Bill Crome, the Window Cleaner Who Sees Ghosts

A Dead Man in Clerkenwell

The Ghosts of Old London

Grave Humour from Harrow

The Fly-Pitchers of Spitalfields

October 30, 2011
by the gentle author

When I first came to Spitalfields, at dawn one Sunday morning in Winter long ago, I was amazed to find Brick Lane full of fly-pitchers – people selling a few items directly off the pavement. Yet as the years have gone by, these pavement traders have been pushed further and further out until they find themselves at the very edge of the territory now, crowded together along the Bethnal Green Rd upon a narrow strip of pavement beside the site of new a shopping mall. Literally at the margins, these people are suffering at the heavy hands of market inspectors constantly harassing and threatening them, causing them to pick up their things and flee – only to return later and do a little more trading before the next purge happens, in a tragic ongoing game of cat and mouse.

Commencing in the early hours and sometimes gone by first light, the existence of these traders in unknown to many visitors that come to Brick Lane on Sunday. So, for the last month, Spitalfields Life Contributing Photographer Colin O’Brien has been down there among the fly-pitchers and the result is this remarkable set of pictures which acknowledge the dignity of these people who are being subject to such unnecessary humiliation for sake of wanting to sell a little bric-a-brac.

“My name is Jason John, I’m writing you a damn good song” – these were the first words I heard when I came round the corner of the Bethnal Green Rd into Norton Folgate last Sunday morning, just as a street musician with curly dark locks appeared with theatrical aplomb from behind a telephone box, wielding his guitar and offering a tuneful accompaniment  to the lively scene of pavement trading sheltered by the vast railway bridge arching over us. It can be a pitiful spectacle to witness the modest possessions that people are selling here, asking prices as little as 10p, and yet this market is remarkable for its vibrant life and sense of camaraderie that, ironically, has strengthened in the face of the current threat.

Over the weeks that Colin has taken his pictures, a stack of black sea-containers were put in place and the hoarding behind the fly-pitchers came down to reveal the pop-up shopping mall which will open here shortly. Now a fence with the logos of the international brands who will be selling their wares here in future serves as a backdrop to the fly-pitchers and the contrast between the two could not be more extreme. The developers who own the site are creating a temporary shopping mall to capitalise upon their investment whilst they raise the cash to construct a tower block for corporate clients and – for the sake of this – a few pensioners, the handicapped, those struggling on benefits and the dispossessed are being criminalised because they try to sell a few of their belongings to raise a little extra cash on a Sunday morning.

I spoke to a Jewish gentleman in his seventies as he arrived to place six worn shirts on the pavement for sale, casting glances nervously to either side. I bought one of his shirts for 50p in order to strike up a conversation with him, yet within minutes he was harshly moved on and my 50p proved to be his sole income for his effort that morning.“They’re trying to get rid of the poor people!” exclaimed one woman in grief, too scared to consent to a photograph by Colin.

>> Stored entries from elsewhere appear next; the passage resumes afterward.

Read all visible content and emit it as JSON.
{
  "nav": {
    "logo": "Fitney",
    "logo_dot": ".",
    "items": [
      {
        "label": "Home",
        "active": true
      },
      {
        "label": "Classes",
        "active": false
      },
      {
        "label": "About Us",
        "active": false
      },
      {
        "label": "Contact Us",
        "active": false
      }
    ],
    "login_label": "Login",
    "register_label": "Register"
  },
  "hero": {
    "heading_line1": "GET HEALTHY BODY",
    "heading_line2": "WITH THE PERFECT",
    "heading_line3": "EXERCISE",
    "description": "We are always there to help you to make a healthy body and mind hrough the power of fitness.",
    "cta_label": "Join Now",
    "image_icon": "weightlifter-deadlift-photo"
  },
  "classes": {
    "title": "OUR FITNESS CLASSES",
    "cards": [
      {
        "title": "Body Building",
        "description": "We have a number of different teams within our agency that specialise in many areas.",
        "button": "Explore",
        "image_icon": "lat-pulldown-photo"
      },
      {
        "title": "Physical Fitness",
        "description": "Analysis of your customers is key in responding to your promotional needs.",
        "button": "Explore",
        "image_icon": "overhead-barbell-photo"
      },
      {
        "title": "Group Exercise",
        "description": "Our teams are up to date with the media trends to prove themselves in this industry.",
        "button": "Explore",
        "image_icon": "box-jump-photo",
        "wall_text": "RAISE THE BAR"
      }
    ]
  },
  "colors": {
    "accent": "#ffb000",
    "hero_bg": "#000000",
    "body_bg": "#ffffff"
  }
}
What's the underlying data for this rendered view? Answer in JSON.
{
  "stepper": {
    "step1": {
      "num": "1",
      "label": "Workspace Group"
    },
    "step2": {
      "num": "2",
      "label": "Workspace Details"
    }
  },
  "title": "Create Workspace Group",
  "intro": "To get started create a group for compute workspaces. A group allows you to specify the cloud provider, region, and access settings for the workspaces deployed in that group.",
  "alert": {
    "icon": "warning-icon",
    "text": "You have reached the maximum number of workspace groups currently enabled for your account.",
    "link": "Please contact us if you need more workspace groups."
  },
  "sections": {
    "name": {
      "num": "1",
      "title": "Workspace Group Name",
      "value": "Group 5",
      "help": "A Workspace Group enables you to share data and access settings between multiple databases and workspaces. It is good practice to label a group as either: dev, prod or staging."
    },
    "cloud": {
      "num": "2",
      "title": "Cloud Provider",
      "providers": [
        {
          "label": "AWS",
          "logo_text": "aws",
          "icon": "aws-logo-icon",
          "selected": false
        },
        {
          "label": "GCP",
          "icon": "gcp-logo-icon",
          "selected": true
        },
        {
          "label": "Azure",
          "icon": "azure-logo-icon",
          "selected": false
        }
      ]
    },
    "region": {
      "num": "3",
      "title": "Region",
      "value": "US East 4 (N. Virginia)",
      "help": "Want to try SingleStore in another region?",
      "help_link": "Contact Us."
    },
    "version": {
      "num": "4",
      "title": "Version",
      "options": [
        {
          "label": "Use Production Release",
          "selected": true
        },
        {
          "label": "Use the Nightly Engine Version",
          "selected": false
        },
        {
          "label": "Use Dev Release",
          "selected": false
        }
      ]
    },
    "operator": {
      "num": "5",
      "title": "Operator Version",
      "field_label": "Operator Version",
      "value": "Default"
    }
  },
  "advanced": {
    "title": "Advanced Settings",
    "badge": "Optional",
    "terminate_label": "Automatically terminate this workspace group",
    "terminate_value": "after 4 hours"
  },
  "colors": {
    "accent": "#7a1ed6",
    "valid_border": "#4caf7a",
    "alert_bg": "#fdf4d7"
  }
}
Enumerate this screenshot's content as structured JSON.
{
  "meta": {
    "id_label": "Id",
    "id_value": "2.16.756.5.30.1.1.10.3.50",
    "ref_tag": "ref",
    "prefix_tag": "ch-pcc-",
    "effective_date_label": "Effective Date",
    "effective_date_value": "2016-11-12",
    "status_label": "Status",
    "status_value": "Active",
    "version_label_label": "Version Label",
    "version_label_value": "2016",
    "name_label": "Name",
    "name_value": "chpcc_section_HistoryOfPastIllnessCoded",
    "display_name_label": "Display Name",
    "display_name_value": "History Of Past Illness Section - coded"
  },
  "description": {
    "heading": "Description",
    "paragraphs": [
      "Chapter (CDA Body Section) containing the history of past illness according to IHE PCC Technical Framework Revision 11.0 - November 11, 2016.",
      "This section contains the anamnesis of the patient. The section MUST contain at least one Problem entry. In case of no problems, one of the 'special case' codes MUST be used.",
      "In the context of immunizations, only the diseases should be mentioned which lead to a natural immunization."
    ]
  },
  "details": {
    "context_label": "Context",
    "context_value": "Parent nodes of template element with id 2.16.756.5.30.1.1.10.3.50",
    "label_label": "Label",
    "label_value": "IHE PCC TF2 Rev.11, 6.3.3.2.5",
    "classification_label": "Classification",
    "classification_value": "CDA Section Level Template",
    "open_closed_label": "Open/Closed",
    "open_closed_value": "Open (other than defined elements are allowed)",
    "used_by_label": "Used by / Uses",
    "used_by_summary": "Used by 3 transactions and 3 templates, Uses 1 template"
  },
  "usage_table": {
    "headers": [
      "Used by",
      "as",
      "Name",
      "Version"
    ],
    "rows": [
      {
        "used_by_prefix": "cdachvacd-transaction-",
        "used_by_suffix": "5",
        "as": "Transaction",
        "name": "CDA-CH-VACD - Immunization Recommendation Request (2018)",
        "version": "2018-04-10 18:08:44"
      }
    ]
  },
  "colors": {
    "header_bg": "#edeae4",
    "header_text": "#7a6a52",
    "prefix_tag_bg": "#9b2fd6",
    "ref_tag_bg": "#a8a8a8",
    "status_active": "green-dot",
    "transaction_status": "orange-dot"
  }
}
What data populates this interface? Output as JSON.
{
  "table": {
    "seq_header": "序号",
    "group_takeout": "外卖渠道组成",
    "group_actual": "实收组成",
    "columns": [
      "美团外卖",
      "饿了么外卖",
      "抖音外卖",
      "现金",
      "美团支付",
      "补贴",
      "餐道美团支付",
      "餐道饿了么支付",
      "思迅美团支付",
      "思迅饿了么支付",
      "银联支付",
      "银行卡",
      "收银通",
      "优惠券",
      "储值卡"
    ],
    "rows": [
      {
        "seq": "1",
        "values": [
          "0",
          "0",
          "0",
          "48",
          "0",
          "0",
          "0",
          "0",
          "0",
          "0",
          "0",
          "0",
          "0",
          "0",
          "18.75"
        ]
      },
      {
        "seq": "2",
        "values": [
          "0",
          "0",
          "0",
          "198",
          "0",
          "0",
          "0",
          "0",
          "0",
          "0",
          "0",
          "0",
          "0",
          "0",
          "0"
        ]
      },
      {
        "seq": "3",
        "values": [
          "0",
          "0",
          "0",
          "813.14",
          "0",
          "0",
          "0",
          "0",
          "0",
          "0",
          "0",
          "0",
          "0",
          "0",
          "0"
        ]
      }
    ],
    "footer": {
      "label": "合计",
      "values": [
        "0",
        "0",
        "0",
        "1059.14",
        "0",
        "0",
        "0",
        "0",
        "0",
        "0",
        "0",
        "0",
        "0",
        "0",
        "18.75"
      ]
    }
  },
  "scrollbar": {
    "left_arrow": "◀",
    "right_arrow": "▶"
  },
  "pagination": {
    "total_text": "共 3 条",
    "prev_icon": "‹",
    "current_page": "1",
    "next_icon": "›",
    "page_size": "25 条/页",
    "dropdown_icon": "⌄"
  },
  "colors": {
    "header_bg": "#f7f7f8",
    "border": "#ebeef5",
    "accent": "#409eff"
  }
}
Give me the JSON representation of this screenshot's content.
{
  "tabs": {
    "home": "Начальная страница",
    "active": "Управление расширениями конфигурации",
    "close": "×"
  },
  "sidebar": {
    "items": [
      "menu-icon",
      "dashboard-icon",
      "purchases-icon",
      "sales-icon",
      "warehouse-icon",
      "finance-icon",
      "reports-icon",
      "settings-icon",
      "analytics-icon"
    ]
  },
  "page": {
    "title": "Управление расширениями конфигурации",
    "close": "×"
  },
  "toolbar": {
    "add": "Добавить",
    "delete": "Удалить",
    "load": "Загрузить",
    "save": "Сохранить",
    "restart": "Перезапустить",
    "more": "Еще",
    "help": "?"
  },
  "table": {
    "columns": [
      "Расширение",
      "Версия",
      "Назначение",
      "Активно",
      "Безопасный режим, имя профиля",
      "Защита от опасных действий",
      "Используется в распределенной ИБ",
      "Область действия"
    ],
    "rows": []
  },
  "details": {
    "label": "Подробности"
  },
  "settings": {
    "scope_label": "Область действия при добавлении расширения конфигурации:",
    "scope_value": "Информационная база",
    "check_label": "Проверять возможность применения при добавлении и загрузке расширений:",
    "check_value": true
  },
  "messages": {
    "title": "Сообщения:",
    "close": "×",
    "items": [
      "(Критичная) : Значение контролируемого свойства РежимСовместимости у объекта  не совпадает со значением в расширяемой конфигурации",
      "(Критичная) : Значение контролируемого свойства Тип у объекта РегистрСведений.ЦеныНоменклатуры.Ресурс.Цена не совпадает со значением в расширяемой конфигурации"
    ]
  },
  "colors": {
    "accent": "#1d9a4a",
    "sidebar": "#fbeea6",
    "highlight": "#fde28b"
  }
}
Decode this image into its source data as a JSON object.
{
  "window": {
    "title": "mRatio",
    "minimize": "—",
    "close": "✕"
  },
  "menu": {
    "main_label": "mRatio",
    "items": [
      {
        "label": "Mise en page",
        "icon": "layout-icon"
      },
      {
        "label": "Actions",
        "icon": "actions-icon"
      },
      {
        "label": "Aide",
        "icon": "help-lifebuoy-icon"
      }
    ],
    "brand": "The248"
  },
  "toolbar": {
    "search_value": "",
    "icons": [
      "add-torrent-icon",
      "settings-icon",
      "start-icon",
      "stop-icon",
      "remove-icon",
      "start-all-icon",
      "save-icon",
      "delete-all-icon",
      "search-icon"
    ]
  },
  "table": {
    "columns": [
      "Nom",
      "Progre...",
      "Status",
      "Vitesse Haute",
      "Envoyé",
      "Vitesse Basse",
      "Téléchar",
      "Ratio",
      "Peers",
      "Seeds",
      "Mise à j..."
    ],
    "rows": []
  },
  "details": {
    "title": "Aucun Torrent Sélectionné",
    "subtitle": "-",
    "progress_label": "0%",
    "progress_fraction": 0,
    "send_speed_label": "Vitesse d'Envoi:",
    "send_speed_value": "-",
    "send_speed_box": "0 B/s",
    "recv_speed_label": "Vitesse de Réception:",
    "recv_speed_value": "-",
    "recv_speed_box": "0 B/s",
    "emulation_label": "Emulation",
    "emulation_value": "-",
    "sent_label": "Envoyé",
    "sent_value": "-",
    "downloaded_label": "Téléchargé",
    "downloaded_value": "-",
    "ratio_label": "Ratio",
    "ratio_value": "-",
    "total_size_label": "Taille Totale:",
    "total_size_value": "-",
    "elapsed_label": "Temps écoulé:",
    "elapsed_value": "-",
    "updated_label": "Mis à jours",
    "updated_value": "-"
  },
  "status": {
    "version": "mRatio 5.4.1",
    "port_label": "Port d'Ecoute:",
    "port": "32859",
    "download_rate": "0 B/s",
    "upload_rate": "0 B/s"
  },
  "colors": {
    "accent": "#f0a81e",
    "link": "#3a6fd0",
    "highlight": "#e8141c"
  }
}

The argument is used that the fly-pitchers are unlicensed and they are blocking the pavement. Yet the truth is that some have been coming to Brick Lane to trade for their entire lives, participating in the culture of unregulated pavement trading which has been in continuous existence in this corner of the East End on Sundays for centuries. And, if they are blocking the pavement now it is because they have been herded into this narrow space away from Brick Lane against their will.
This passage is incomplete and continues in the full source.